Recently, I had the pleasure to participate to the Life Sciences – The Era of Personalised Medicine (europa.eu) event organized by Swedish Presidency of the Council of the European Union.

My break out session was on challenges in evidence generation, regulatory evaluation and patient access, organized by the Swedish Medical Products Agency.

We know that Precision Oncology represents a radical paradigm shift delivering value for patients, healthcare systems and societies.

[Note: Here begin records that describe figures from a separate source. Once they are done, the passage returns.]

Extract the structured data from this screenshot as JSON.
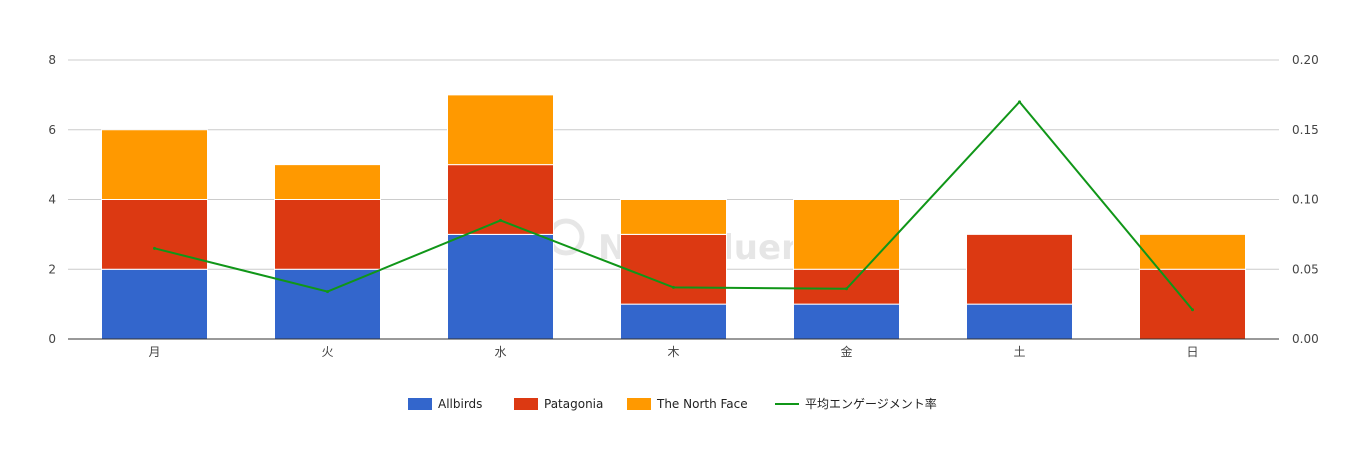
{
  "chart_data": {
    "type": "bar",
    "stacked": true,
    "categories": [
      "月",
      "火",
      "水",
      "木",
      "金",
      "土",
      "日"
    ],
    "series": [
      {
        "name": "Allbirds",
        "type": "bar",
        "axis": "left",
        "color": "#3366cc",
        "values": [
          2,
          2,
          3,
          1,
          1,
          1,
          0
        ]
      },
      {
        "name": "Patagonia",
        "type": "bar",
        "axis": "left",
        "color": "#dc3912",
        "values": [
          2,
          2,
          2,
          2,
          1,
          2,
          2
        ]
      },
      {
        "name": "The North Face",
        "type": "bar",
        "axis": "left",
        "color": "#ff9900",
        "values": [
          2,
          1,
          2,
          1,
          2,
          0,
          1
        ]
      },
      {
        "name": "平均エンゲージメント率",
        "type": "line",
        "axis": "right",
        "color": "#109618",
        "values": [
          0.065,
          0.034,
          0.085,
          0.037,
          0.036,
          0.17,
          0.021
        ]
      }
    ],
    "y_left": {
      "range": [
        0,
        8
      ],
      "ticks": [
        "0",
        "2",
        "4",
        "6",
        "8"
      ]
    },
    "y_right": {
      "range": [
        0,
        0.2
      ],
      "ticks": [
        "0.00",
        "0.05",
        "0.10",
        "0.15",
        "0.20"
      ]
    },
    "grid": true,
    "legend_position": "bottom"
  },
  "watermark": "NoxInfluencer"
}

Instead of treating cancer based on the location or origin of the tumor in the body, precision treatments specifically target molecular or genomic alterations in the tumor, sometimes even regardless of the location of the tumor itself. For patients, this means not wasting precious time and tissues receiving a treatment which may be ineffective. For health systems, precision oncology offers the opportunity to avoid unnecessary costs or putting unnecessary burden on the shoulders of an already stretched healthcare workforce.

The break out session  focused on the difficulties in conducting randomized controlled trials in populations defined by the presence of a molecular alteration; the challenges in generating the evidence required; the consequent limitations with respect to defining what is the appropriate value of the medicinal product.

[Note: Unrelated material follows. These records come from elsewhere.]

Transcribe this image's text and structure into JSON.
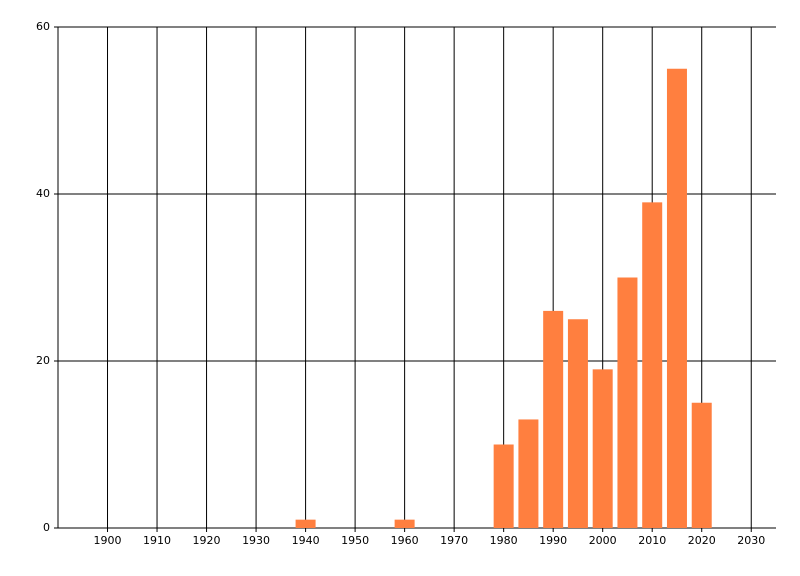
{
  "chart_data": {
    "type": "bar",
    "x": [
      1940,
      1960,
      1980,
      1985,
      1990,
      1995,
      2000,
      2005,
      2010,
      2015,
      2020
    ],
    "values": [
      1,
      1,
      10,
      13,
      26,
      25,
      19,
      30,
      39,
      55,
      15
    ],
    "color": "#ff7f3f",
    "xlim": [
      1890,
      2035
    ],
    "xticks": [
      1900,
      1910,
      1920,
      1930,
      1940,
      1950,
      1960,
      1970,
      1980,
      1990,
      2000,
      2010,
      2020,
      2030
    ],
    "ylim": [
      0,
      60
    ],
    "yticks": [
      0,
      20,
      40,
      60
    ],
    "grid": true
  }
}
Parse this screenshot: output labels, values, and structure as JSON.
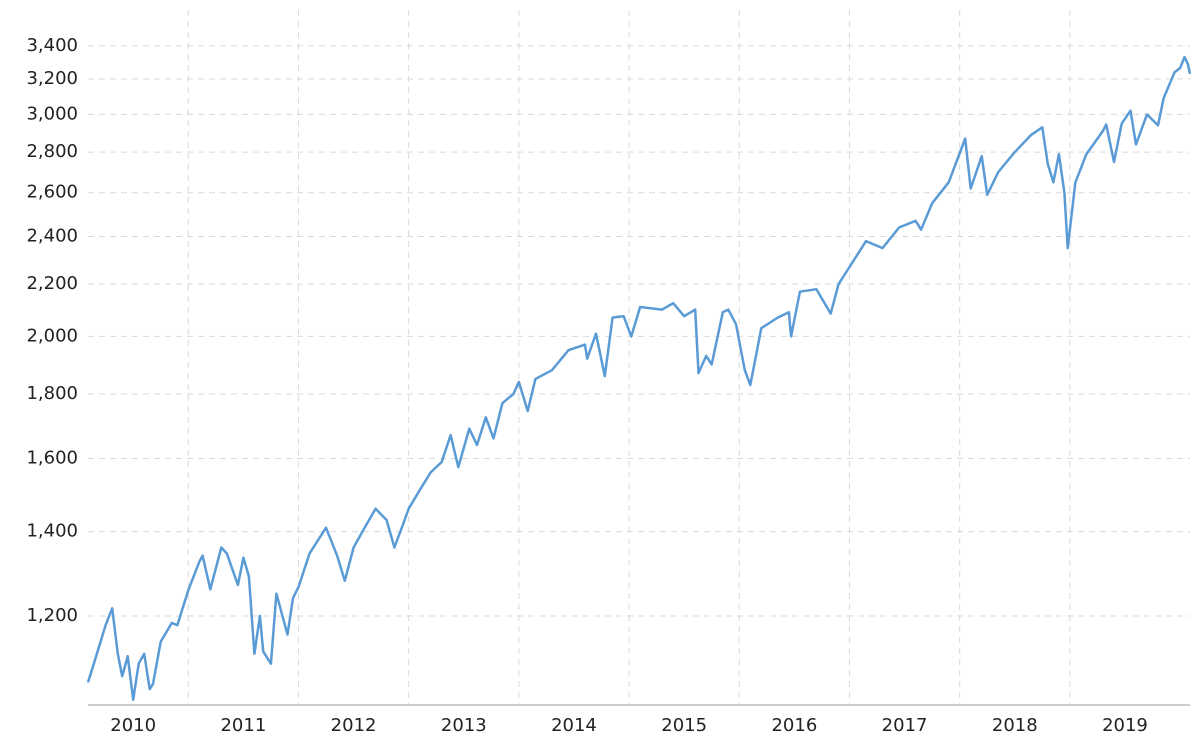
{
  "chart_data": {
    "type": "line",
    "x": [
      2010.09,
      2010.15,
      2010.25,
      2010.31,
      2010.36,
      2010.4,
      2010.45,
      2010.5,
      2010.55,
      2010.6,
      2010.65,
      2010.68,
      2010.75,
      2010.85,
      2010.9,
      2011.0,
      2011.1,
      2011.13,
      2011.2,
      2011.3,
      2011.35,
      2011.45,
      2011.5,
      2011.55,
      2011.6,
      2011.65,
      2011.68,
      2011.75,
      2011.8,
      2011.9,
      2011.95,
      2012.0,
      2012.1,
      2012.25,
      2012.35,
      2012.42,
      2012.5,
      2012.6,
      2012.7,
      2012.8,
      2012.87,
      2012.95,
      2013.0,
      2013.1,
      2013.2,
      2013.3,
      2013.38,
      2013.45,
      2013.55,
      2013.62,
      2013.7,
      2013.77,
      2013.85,
      2013.95,
      2014.0,
      2014.08,
      2014.15,
      2014.3,
      2014.45,
      2014.6,
      2014.62,
      2014.7,
      2014.78,
      2014.85,
      2014.95,
      2015.02,
      2015.1,
      2015.3,
      2015.4,
      2015.5,
      2015.6,
      2015.63,
      2015.7,
      2015.75,
      2015.85,
      2015.9,
      2015.97,
      2016.05,
      2016.1,
      2016.2,
      2016.35,
      2016.45,
      2016.47,
      2016.55,
      2016.7,
      2016.83,
      2016.9,
      2017.0,
      2017.15,
      2017.3,
      2017.45,
      2017.6,
      2017.65,
      2017.75,
      2017.9,
      2018.05,
      2018.1,
      2018.2,
      2018.25,
      2018.35,
      2018.5,
      2018.65,
      2018.75,
      2018.8,
      2018.85,
      2018.9,
      2018.95,
      2018.98,
      2019.05,
      2019.15,
      2019.3,
      2019.33,
      2019.4,
      2019.47,
      2019.55,
      2019.6,
      2019.7,
      2019.8,
      2019.85,
      2019.95,
      2020.0,
      2020.04,
      2020.07,
      2020.09
    ],
    "series": [
      {
        "color": "#5b9bd5",
        "values": [
          1063,
          1105,
          1180,
          1217,
          1120,
          1075,
          1115,
          1030,
          1100,
          1120,
          1050,
          1060,
          1145,
          1185,
          1180,
          1258,
          1325,
          1340,
          1260,
          1360,
          1345,
          1270,
          1335,
          1290,
          1120,
          1200,
          1125,
          1100,
          1250,
          1160,
          1240,
          1265,
          1345,
          1410,
          1340,
          1280,
          1360,
          1410,
          1460,
          1430,
          1360,
          1420,
          1460,
          1510,
          1560,
          1590,
          1670,
          1575,
          1690,
          1640,
          1725,
          1660,
          1770,
          1800,
          1840,
          1745,
          1850,
          1880,
          1950,
          1970,
          1920,
          2010,
          1860,
          2070,
          2075,
          2000,
          2110,
          2100,
          2125,
          2075,
          2100,
          1870,
          1930,
          1900,
          2090,
          2100,
          2045,
          1880,
          1830,
          2030,
          2070,
          2090,
          2000,
          2170,
          2180,
          2085,
          2200,
          2270,
          2380,
          2350,
          2440,
          2470,
          2430,
          2550,
          2650,
          2870,
          2620,
          2780,
          2590,
          2700,
          2800,
          2890,
          2930,
          2740,
          2650,
          2790,
          2600,
          2350,
          2650,
          2790,
          2910,
          2945,
          2750,
          2950,
          3020,
          2840,
          3000,
          2940,
          3090,
          3240,
          3265,
          3330,
          3290,
          3230
        ]
      }
    ],
    "xlim": [
      2010.09,
      2020.09
    ],
    "xticks": [
      2010,
      2011,
      2012,
      2013,
      2014,
      2015,
      2016,
      2017,
      2018,
      2019
    ],
    "ylim": [
      1020,
      3630
    ],
    "ylog": true,
    "yticks": [
      {
        "value": 1200,
        "label": "1,200"
      },
      {
        "value": 1400,
        "label": "1,400"
      },
      {
        "value": 1600,
        "label": "1,600"
      },
      {
        "value": 1800,
        "label": "1,800"
      },
      {
        "value": 2000,
        "label": "2,000"
      },
      {
        "value": 2200,
        "label": "2,200"
      },
      {
        "value": 2400,
        "label": "2,400"
      },
      {
        "value": 2600,
        "label": "2,600"
      },
      {
        "value": 2800,
        "label": "2,800"
      },
      {
        "value": 3000,
        "label": "3,000"
      },
      {
        "value": 3200,
        "label": "3,200"
      },
      {
        "value": 3400,
        "label": "3,400"
      }
    ],
    "grid": true
  }
}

Policies can help addressing these challenges, but we also need an ecosystem shift. To achieve this, we propose to adopt a life cycle approach, with three suggestions:

• Early evidence planning capturing evidence needs of regulator and HTA bodies.
• Methodological advances in evidence generation and assessment coupled with more flexibility to deal PRAGMATICALLY with uncertainty.
• Precision reimbursement for PO, a learning HCS that makes use of evolving and RWE base.

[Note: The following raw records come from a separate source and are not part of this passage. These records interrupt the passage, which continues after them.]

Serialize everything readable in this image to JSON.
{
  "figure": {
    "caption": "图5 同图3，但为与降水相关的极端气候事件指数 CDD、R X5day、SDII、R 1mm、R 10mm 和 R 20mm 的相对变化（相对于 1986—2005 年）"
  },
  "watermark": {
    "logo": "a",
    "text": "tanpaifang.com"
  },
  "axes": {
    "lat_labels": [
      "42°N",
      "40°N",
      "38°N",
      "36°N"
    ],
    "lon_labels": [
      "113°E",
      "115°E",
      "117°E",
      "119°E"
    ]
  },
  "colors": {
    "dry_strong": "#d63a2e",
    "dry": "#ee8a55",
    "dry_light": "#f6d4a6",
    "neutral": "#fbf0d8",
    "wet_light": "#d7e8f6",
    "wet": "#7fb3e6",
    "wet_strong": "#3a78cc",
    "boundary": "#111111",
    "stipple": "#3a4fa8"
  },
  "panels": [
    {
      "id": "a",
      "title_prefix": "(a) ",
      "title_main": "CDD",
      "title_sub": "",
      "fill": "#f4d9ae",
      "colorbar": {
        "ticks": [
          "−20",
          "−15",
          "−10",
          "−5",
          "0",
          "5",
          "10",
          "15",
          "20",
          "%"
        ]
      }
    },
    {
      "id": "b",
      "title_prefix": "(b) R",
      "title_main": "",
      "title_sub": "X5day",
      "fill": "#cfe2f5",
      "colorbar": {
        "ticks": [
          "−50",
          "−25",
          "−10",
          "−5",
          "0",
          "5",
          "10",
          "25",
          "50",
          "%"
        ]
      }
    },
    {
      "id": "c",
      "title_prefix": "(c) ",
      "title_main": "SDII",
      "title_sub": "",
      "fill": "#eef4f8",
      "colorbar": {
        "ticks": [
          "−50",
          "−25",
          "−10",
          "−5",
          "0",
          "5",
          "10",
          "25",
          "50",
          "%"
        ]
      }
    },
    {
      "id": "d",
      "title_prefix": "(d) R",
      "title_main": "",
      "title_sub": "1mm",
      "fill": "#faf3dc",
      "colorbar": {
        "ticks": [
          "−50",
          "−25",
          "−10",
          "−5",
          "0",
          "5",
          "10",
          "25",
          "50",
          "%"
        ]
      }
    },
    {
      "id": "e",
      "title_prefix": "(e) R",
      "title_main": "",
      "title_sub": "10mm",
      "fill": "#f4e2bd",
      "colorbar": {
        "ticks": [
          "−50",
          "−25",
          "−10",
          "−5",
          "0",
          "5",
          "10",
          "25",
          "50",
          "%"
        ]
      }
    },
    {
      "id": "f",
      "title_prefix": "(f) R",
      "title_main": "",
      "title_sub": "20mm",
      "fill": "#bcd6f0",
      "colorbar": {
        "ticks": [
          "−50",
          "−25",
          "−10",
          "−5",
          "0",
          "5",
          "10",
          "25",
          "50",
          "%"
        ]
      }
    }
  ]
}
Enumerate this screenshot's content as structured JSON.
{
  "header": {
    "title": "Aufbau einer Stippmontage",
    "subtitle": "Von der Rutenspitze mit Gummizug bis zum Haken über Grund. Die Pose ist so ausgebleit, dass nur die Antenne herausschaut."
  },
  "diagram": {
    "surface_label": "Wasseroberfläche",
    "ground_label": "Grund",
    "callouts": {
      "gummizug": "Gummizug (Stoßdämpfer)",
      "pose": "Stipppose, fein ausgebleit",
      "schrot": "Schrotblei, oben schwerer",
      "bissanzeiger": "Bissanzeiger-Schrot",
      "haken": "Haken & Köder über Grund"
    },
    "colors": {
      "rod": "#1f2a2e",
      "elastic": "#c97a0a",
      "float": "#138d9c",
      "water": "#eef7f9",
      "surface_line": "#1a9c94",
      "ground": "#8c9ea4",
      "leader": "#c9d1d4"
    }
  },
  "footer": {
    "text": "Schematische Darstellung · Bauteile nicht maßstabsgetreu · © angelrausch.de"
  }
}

How do we get there? Life cycle approach

Clearing roadblocks to unlock the potential of precision oncology

Think for a moment about the lessons we have learned with the In Vitro Diagnostic Regulaton (IVDR).

Innovators have to comply with two legislations: the CTR (Clinical Trial Regulation) and the IVDR (In Vitro Diagnostic Regulation). Delinkage between the two Regulations delays clinical trials launches in Europe and patients access to these trials (New European legislation designed to protect patients is delaying clinical trials for thousands of people with cancer and rare diseases (efpia.eu).

We need the EU Institutions to ensure a horizontal strategic approach through the implementation of the current various initiatives (General Pharma Legislation, HTA, EHDS, Cancer Plan and Cancer Mission) to avoid such mismatch and de-synchronization.

Each initiative has great potential to improve cancer care in Europe. However, when looking at these initiatives horizontally, are we considering all the interplays and the consequences?

Take the General Pharma Legislation. How will the provisions on trials with comparator arms work with tumor agnostic therapies? 

Improving cancer care through broader access to quality biomarker testing

Access to high quality oncology biomarker testing is inconsistent across Europe and contributes to health inequalities both within and between countries. To unlock the potential of precision medicine in Europe (more here) we need to tackle the significant variations in medicines and test access across Europe. How?

By aligning in regulatory & reimbursement approval processes, developing value assessment frameworks for these new technologies and public dedicated budgets, setting up mandatory accreditation and quality assurance schemes for laboratories, promoting centralized testing infrastructures, increasing  health literacy, capacity and capability in the system and data collection and sharing.

Finally, while OS remains the most important endpoint, a better recognition of oncology relevant endpoints (OREs) and a value-based approach to pricing can deliver benefits to all.

If this then is coupled with a value-based approach to pricing, we can deliver value to patient, healthcare systems and innovation through novel pricing and payment models, such as outcomes-based managed entry agreements to manage residual uncertainty, and conditional reimbursement linked to further evidence collection.

To realize the potential of precision oncology, we need to deliver harmonized and aligned policies across processes that adapt quickly to the evolving science, empower patients to decide on how to use their data and invest in access to biomarker and biomarker testing.

The potential of precision oncology is there. To unleash it, we need to move forward together, working on ways to advance regulatory science, to screen and treat, as well as to try new approaches and new payment models.